I believe it's needed in case when You save an entity and You still use it later on, like this:

$this->em->persist($entity);
$this->em->flush();

$entity->getValueForSomeReason();

Am I correct with understanding of this?

[mogilvie]

Hi Volmarg,

Not quite correct, although the postFlush event handles that situation.

The bundle contains a subscriber that catches three of the doctrine triggered events, onFlush, postLoad and postFlush. onFlush is triggered as doctrine prepares to persist the entity to the database. The subscriber intercepts the entity and encodes any fields that are supposed to be encrypted before they go to the db. The postFlush event is then triggered after persistence, and decodes the encrypted fields again, so that you can continue to work with the un-encoded data.
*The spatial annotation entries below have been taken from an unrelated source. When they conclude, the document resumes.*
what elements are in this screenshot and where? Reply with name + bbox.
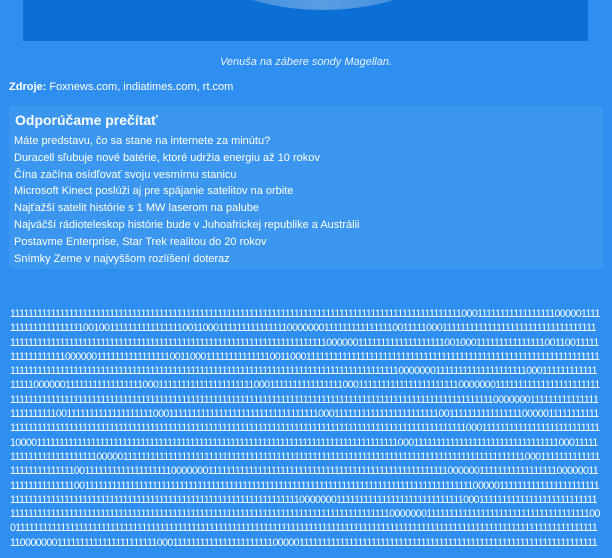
recommended-link[interactable]: Najťažší satelit histórie s 1 MW laserom… <box>14 200 359 217</box>
recommended-title: Odporúčame prečítať <box>15 112 158 128</box>
source-text[interactable]: Foxnews.com, indiatimes.com, rt.com <box>49 81 233 93</box>
binary-text-block: 1111111111111111111111111111111111111111… <box>10 308 600 552</box>
recommended-link[interactable]: Snímky Zeme v najvyššom rozlíšení dotera… <box>14 251 359 268</box>
recommended-link[interactable]: Čína začína osídľovať svoju vesmírnu sta… <box>14 167 359 184</box>
recommended-link[interactable]: Najväčší rádioteleskop histórie bude v J… <box>14 217 359 234</box>
recommended-link[interactable]: Microsoft Kinect poslúži aj pre spájanie… <box>14 183 359 200</box>
recommended-list: Máte predstavu, čo sa stane na internete… <box>14 133 359 267</box>
recommended-box: Odporúčame prečítať Máte predstavu, čo s… <box>9 106 603 269</box>
venus-planet-graphic <box>173 0 473 10</box>
recommended-link[interactable]: Duracell sľubuje nové batérie, ktoré udr… <box>14 150 359 167</box>
image-caption: Venuša na zábere sondy Magellan. <box>219 56 393 68</box>
recommended-link[interactable]: Máte predstavu, čo sa stane na internete… <box>14 133 359 150</box>
venus-image <box>23 0 588 41</box>
source-line: Zdroje: Foxnews.com, indiatimes.com, rt.… <box>9 81 233 93</box>
recommended-link[interactable]: Postavme Enterprise, Star Trek realitou … <box>14 234 359 251</box>
source-label: Zdroje: <box>9 81 47 93</box>
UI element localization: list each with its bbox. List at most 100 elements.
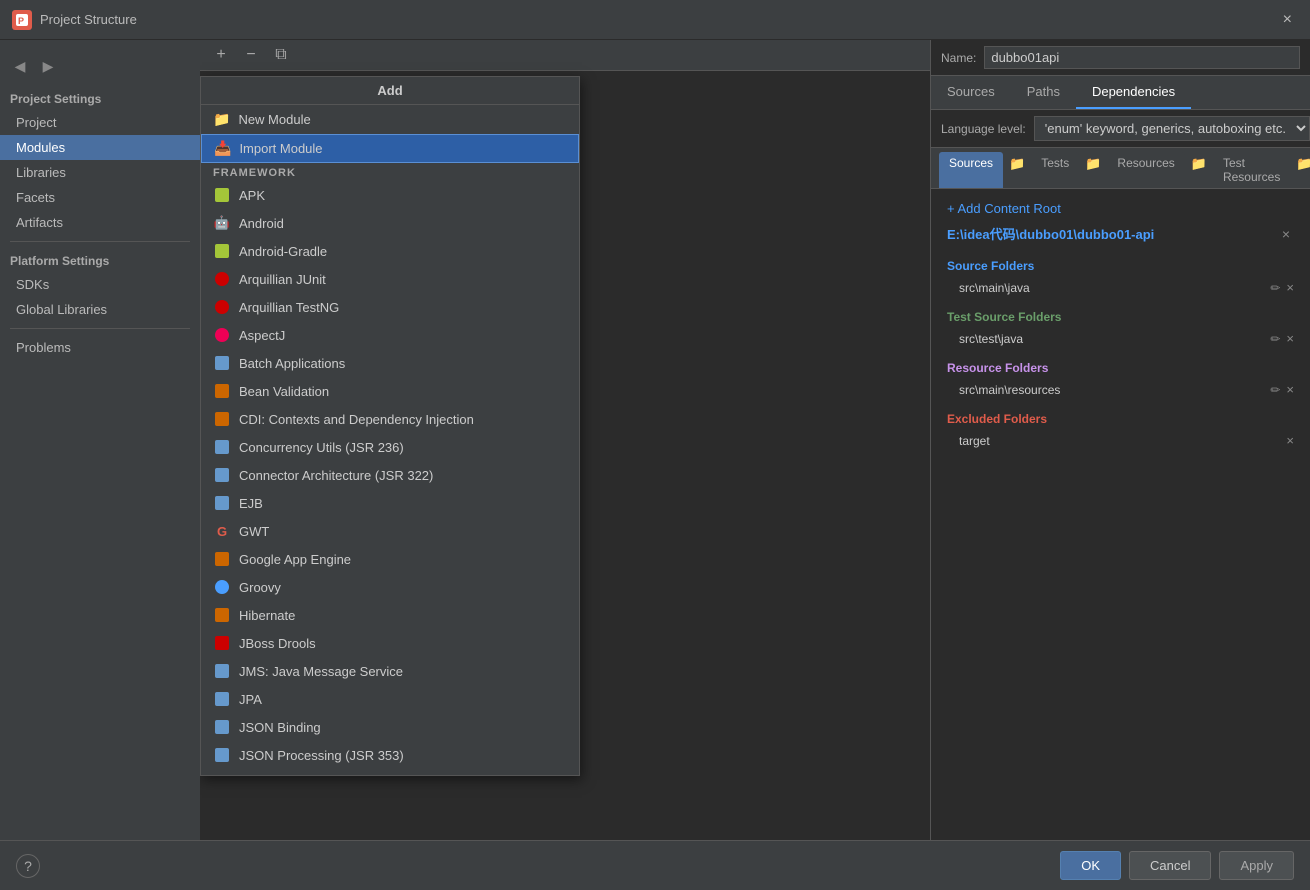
- framework-cdi[interactable]: CDI: Contexts and Dependency Injection: [201, 405, 579, 433]
- hibernate-icon: [213, 606, 231, 624]
- aspectj-icon: [213, 326, 231, 344]
- help-button[interactable]: ?: [16, 854, 40, 878]
- center-toolbar: + − ⧉: [200, 40, 930, 71]
- framework-jboss[interactable]: JBoss Drools: [201, 629, 579, 657]
- tab-paths[interactable]: Paths: [1011, 76, 1076, 109]
- right-panel: Name: Sources Paths Dependencies Languag…: [930, 40, 1310, 840]
- import-module-item[interactable]: 📥 Import Module: [201, 134, 579, 163]
- framework-android[interactable]: 🤖 Android: [201, 209, 579, 237]
- main-content: ◀ ▶ Project Settings Project Modules Lib…: [0, 40, 1310, 840]
- resource-folder-remove-0[interactable]: ×: [1286, 382, 1294, 397]
- forward-button[interactable]: ▶: [36, 54, 60, 78]
- apk-label: APK: [239, 188, 265, 203]
- source-tab-sources[interactable]: Sources: [939, 152, 1003, 188]
- framework-groovy[interactable]: Groovy: [201, 573, 579, 601]
- path-close-button[interactable]: ×: [1278, 226, 1294, 242]
- framework-concurrency[interactable]: Concurrency Utils (JSR 236): [201, 433, 579, 461]
- test-folder-edit-0[interactable]: ✏: [1270, 332, 1280, 346]
- import-module-label: Import Module: [239, 141, 322, 156]
- hibernate-label: Hibernate: [239, 608, 295, 623]
- add-content-root-button[interactable]: + Add Content Root: [939, 197, 1069, 220]
- concurrency-label: Concurrency Utils (JSR 236): [239, 440, 404, 455]
- resource-folder-entry-0: src\main\resources ✏ ×: [939, 379, 1302, 400]
- framework-jpa[interactable]: JPA: [201, 685, 579, 713]
- excluded-folder-remove-0[interactable]: ×: [1286, 433, 1294, 448]
- framework-gae[interactable]: Google App Engine: [201, 545, 579, 573]
- framework-android-gradle[interactable]: Android-Gradle: [201, 237, 579, 265]
- framework-batch[interactable]: Batch Applications: [201, 349, 579, 377]
- source-folders-section: Source Folders src\main\java ✏ ×: [939, 255, 1302, 298]
- source-folder-edit-0[interactable]: ✏: [1270, 281, 1280, 295]
- remove-button[interactable]: −: [240, 44, 262, 66]
- copy-button[interactable]: ⧉: [270, 44, 292, 66]
- framework-ejb[interactable]: EJB: [201, 489, 579, 517]
- framework-arquillian-junit[interactable]: Arquillian JUnit: [201, 265, 579, 293]
- framework-gwt[interactable]: G GWT: [201, 517, 579, 545]
- framework-bean-validation[interactable]: Bean Validation: [201, 377, 579, 405]
- add-dropdown-menu: Add 📁 New Module 📥 Import Module Framewo…: [200, 76, 580, 776]
- framework-json-binding[interactable]: JSON Binding: [201, 713, 579, 741]
- language-bar: Language level: 'enum' keyword, generics…: [931, 110, 1310, 148]
- close-button[interactable]: ×: [1277, 9, 1298, 31]
- source-tabs-bar: Sources 📁 Tests 📁 Resources 📁 Test Resou…: [931, 148, 1310, 189]
- source-folders-title: Source Folders: [939, 255, 1302, 277]
- sidebar-item-problems[interactable]: Problems: [0, 335, 200, 360]
- language-select[interactable]: 'enum' keyword, generics, autoboxing etc…: [1034, 116, 1310, 141]
- batch-label: Batch Applications: [239, 356, 345, 371]
- framework-java-gradle[interactable]: Java-Gradle: [201, 769, 579, 776]
- resource-folder-edit-0[interactable]: ✏: [1270, 383, 1280, 397]
- sidebar-item-facets[interactable]: Facets: [0, 185, 200, 210]
- source-tab-tests[interactable]: Tests: [1031, 152, 1079, 188]
- json-processing-label: JSON Processing (JSR 353): [239, 748, 404, 763]
- framework-hibernate[interactable]: Hibernate: [201, 601, 579, 629]
- source-tab-resources[interactable]: Resources: [1107, 152, 1184, 188]
- module-name-bar: Name:: [931, 40, 1310, 76]
- jms-label: JMS: Java Message Service: [239, 664, 403, 679]
- test-folder-remove-0[interactable]: ×: [1286, 331, 1294, 346]
- jpa-label: JPA: [239, 692, 262, 707]
- project-structure-window: P Project Structure × ◀ ▶ Project Settin…: [0, 0, 1310, 890]
- new-module-icon: 📁: [213, 111, 230, 128]
- android-gradle-label: Android-Gradle: [239, 244, 327, 259]
- title-bar: P Project Structure ×: [0, 0, 1310, 40]
- ok-button[interactable]: OK: [1060, 851, 1121, 880]
- resource-folder-path-0: src\main\resources: [959, 383, 1264, 397]
- gwt-label: GWT: [239, 524, 269, 539]
- test-folder-entry-0: src\test\java ✏ ×: [939, 328, 1302, 349]
- framework-apk[interactable]: APK: [201, 181, 579, 209]
- new-module-label: New Module: [238, 112, 310, 127]
- ejb-icon: [213, 494, 231, 512]
- sidebar: ◀ ▶ Project Settings Project Modules Lib…: [0, 40, 200, 840]
- source-tab-test-resources[interactable]: Test Resources: [1213, 152, 1290, 188]
- jpa-icon: [213, 690, 231, 708]
- module-name-input[interactable]: [984, 46, 1300, 69]
- sidebar-item-project[interactable]: Project: [0, 110, 200, 135]
- back-button[interactable]: ◀: [8, 54, 32, 78]
- groovy-label: Groovy: [239, 580, 281, 595]
- framework-json-processing[interactable]: JSON Processing (JSR 353): [201, 741, 579, 769]
- framework-jms[interactable]: JMS: Java Message Service: [201, 657, 579, 685]
- source-folder-path-0: src\main\java: [959, 281, 1264, 295]
- excluded-folder-entry-0: target ×: [939, 430, 1302, 451]
- cancel-button[interactable]: Cancel: [1129, 851, 1211, 880]
- sidebar-item-global-libraries[interactable]: Global Libraries: [0, 297, 200, 322]
- framework-arquillian-testng[interactable]: Arquillian TestNG: [201, 293, 579, 321]
- sidebar-item-modules[interactable]: Modules: [0, 135, 200, 160]
- framework-connector[interactable]: Connector Architecture (JSR 322): [201, 461, 579, 489]
- sidebar-item-libraries[interactable]: Libraries: [0, 160, 200, 185]
- source-folder-remove-0[interactable]: ×: [1286, 280, 1294, 295]
- sidebar-item-artifacts[interactable]: Artifacts: [0, 210, 200, 235]
- jboss-label: JBoss Drools: [239, 636, 316, 651]
- apply-button[interactable]: Apply: [1219, 851, 1294, 880]
- resource-folders-title: Resource Folders: [939, 357, 1302, 379]
- module-tabs: Sources Paths Dependencies: [931, 76, 1310, 110]
- android-gradle-icon: [213, 242, 231, 260]
- framework-aspectj[interactable]: AspectJ: [201, 321, 579, 349]
- new-module-item[interactable]: 📁 New Module: [201, 105, 579, 134]
- tab-sources[interactable]: Sources: [931, 76, 1011, 109]
- app-icon: P: [12, 10, 32, 30]
- tab-dependencies[interactable]: Dependencies: [1076, 76, 1191, 109]
- add-button[interactable]: +: [210, 44, 232, 66]
- folder-icon-resources: 📁: [1083, 152, 1103, 188]
- sidebar-item-sdks[interactable]: SDKs: [0, 272, 200, 297]
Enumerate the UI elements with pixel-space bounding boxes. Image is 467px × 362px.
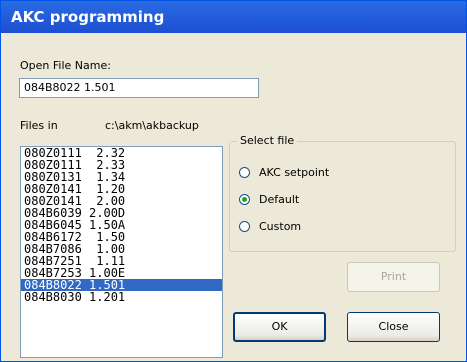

For instance if your controller persisted the data (which would encrypt the values) but you then carried on and had to do something else with the data. A common case would be if you persisted something to the DB, then used the same entity to create a flash message notifying the user that the value has been successfully saved. You don't want to display the encrypted value. PostFlush converts the value back to unencrypted so that you can display the message. The postLoad event is triggered by doctrine when you load an entity via doctrine. The postLoad subscriber decrypts any encoded field in the entity. These are Doctrine events, so if you're not using Doctrine to load/persist the entity then they don't fire. For instance, if you're querying the DB directly, or if you're selecting fields, then you need to call the decryption process yourself using the EncoderService, or the twig function.

[Volmarg]

Hey,

Thanks for info. I will get back to it rather later as I'm way out of time for this week. I needed the info due to implementation in my both projects.

In case of Issues I will just come back with them - so for now feel free to close the issue as I won't be able to verify this etc.